Trisha Low, Membership and Development Director
The thing about indie lit publishing fandom is that it is almost like there is this never ending bag of the most delicious potato chips in the world, right? But then having a crush on an indie lit book is like when you eat a potato chip and you want to eat it so quickly that you don't chew it enough and you feel it slide slowly down your throat and it slices up your insides very very slowly.
So: one book that really made me swallow and told me how do you like 'em bones was Kim Rosenfield's USO: I'll Be Seeing You (Ugly Duckling Presse) because laughing only kind of means you're fighting the war, let alone winning. From Les Figues Press came Dodie Bellamy's Cunt Norton, which is still the tough delicious lubricating drip in the back nasal cavity that's no doubt better than the mediocre blow I only tried because everyone else was doing it back in the 90s. And finally, from Wonder, pair Ben Fama's Mall Witch with the new One Direction album Midnight Memories. Dysphoria/dystopia talk in the good way but only for the holidays! Anyway, happy it! Happy them! xoxo, t.

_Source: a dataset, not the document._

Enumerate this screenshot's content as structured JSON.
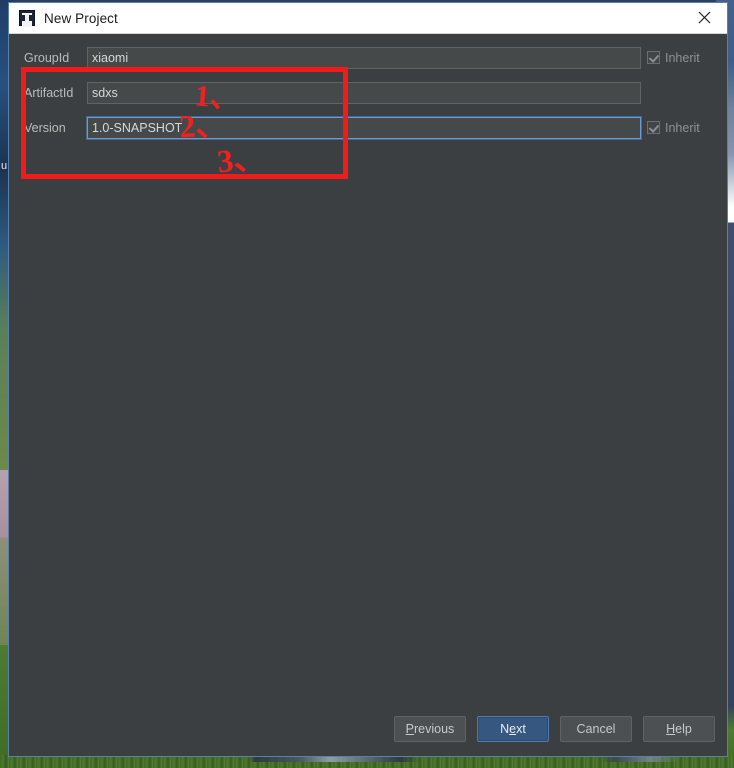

Julie Buntin, Programs and Outreach Director
Ah so many. So, so many. But since this post was my idea, I'm going to try and stick to just one. I loved Jodi Angel's short story collection You Only Get Letters from Jail, published by Tin House Books. I actually found my way to this gritty, beautifully written collection via another CLMP member––after One Story published Angel's Snuff a few months ago, I was so smitten with her voice I went out and bought the book. I'm a sucker for coming-of-age stories about teenaged girls, so perhaps it's not a surprise that I fell so hard for a book that stars teenaged boys. A must-read for short story lovers and anyone who was ever a screwed-up teenager.